When the messenger handed me the fax – “Orascom Telecom Holding Company Announces Second-Quarter 2001 Results” – I tossed it into the recycling bin with more disdain than I usually have for even the most trivial of press releases. No disrespect to Orascom Telecom – corporate results are essential for what we do here at Business Monthly, and we are strongly in favor of full and open disclosure (even if we also like to save paper).

But the date was September 11, and the time was around 6:15pm, just an hour after I’d heard that two planes had hit the World Trade Center in New York, and minutes after I’d seen the image of the first tower collapsing on the TV in my boss’s office downstairs. These events made “business” seem like a fairly trivial thing.

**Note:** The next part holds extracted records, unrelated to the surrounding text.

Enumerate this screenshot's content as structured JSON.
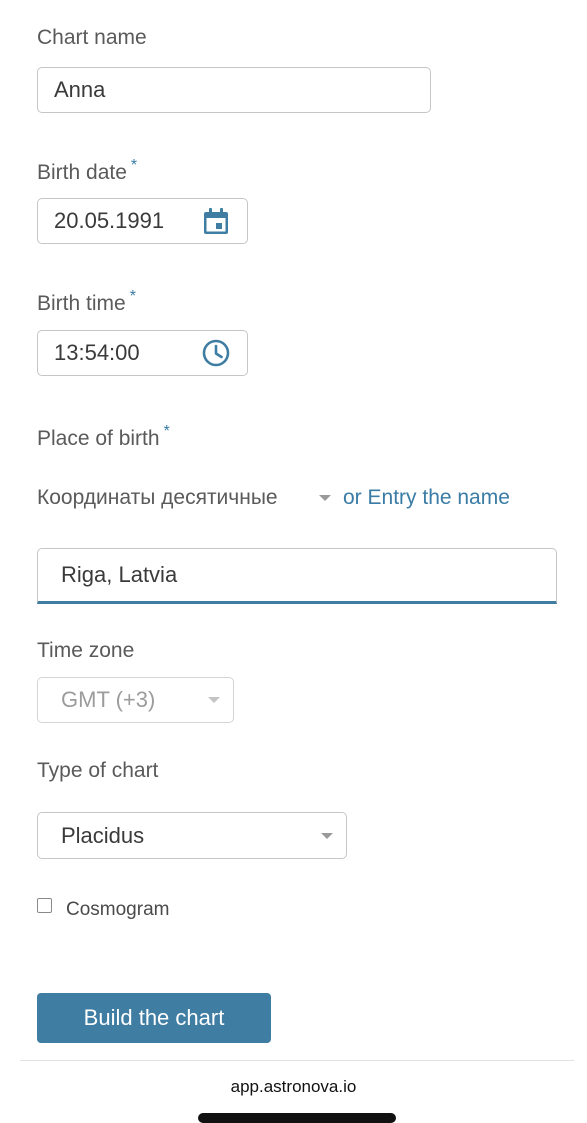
{
  "form": {
    "chart_name": {
      "label": "Chart name",
      "value": "Anna"
    },
    "birth_date": {
      "label": "Birth date",
      "required_mark": "*",
      "value": "20.05.1991",
      "icon": "calendar-icon"
    },
    "birth_time": {
      "label": "Birth time",
      "required_mark": "*",
      "value": "13:54:00",
      "icon": "clock-icon"
    },
    "place_of_birth": {
      "label": "Place of birth",
      "required_mark": "*",
      "coordinates_mode": "Координаты десятичные",
      "entry_link": "or Entry the name",
      "value": "Riga, Latvia"
    },
    "time_zone": {
      "label": "Time zone",
      "value": "GMT (+3)",
      "disabled": true
    },
    "chart_type": {
      "label": "Type of chart",
      "value": "Placidus"
    },
    "cosmogram": {
      "label": "Cosmogram",
      "checked": false
    },
    "submit_label": "Build the chart"
  },
  "browser": {
    "url": "app.astronova.io"
  },
  "colors": {
    "accent": "#3f7da3",
    "link": "#3a7ca5",
    "border": "#c6c6c6",
    "label_text": "#5a5a5a"
  }
}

For more than a century, historians have been fond of saying that economics is the primary catalytic force in the world. However, there’s also a tendency to see Business (that vague collection of cigar-smoking, conspiracy-hatching Big Businessmen), rather than class struggles or national economic aspirations, as the prime mover behind political and social trends. This angle can be very appealing when you’re looking at the railroads and canals of the 19th century, or the pipelines and dams of the 20th, with all their accompanying protests, wars and displacements.

The model breaks down a little with massive, ideologically charged and seemingly irrational events like the Second World War or the Cold War. But within these gigantic bundles of history, clear economic interests can still be discerned, and the winners and losers don’t always match up with those of the battlefield.

The model also seemed to break down in the face of last month’s events. However, it’s just as the smoke clears and we wait to see the American response that we must begin to put the World Trade Center incident into a wider, and – if we so choose – mainly economic context.

Did the tremendous economic disparities between different groups of people around the world – as well as those within the Arab world – in some way fuel the rage behind the attacks on the United States? Almost certainly. Will the attacks have economic repercussions for Arab countries? No doubt whatsoever.

Egypt is now left in the same place it was before September 11 – with a sagging economy and a stalled privatization program – but will now have to overcome heavier handicaps to address these issues. One of the country’s great, reliable hard-currency earners has been damaged yet again. Tourism will eventually recover, but in the meantime, badly needed foreign money will be coming in that much less. And while Egypt’s ideological commitment to selling state assets was hazy in any case, now – thanks to the renewal of the Middle East stigma – the government will have that much more trouble attracting buyers.

Clearly this is not the Egyptian economy’s finest hour. Oh well, at least we’re not in Pakistan. Unless you’re Orascom, of course.

As I later noticed, those second-quarter results that I’d so hastily thrown away were deemed “disappointing” by brokerage analysts, who were uneasy about Orascom Telecom’s huge outlays for rapid expansion into new markets. But now the company has been whacked especially hard, what with having bought into a Pakistani mobile-phone network just weeks before the country turned into a potential staging zone for US-led retaliatory strikes against Afghanistan.

Maybe Orascom shareholders can feel good they weren’t holding US airline stocks instead. But if airlines have been the biggest losers on the post-attack New York Stock Exchange, parts of the aerospace industry – those with military contracts – are doing just fine. Economic causes are a hard thing to pin down. Economic consequences are easier.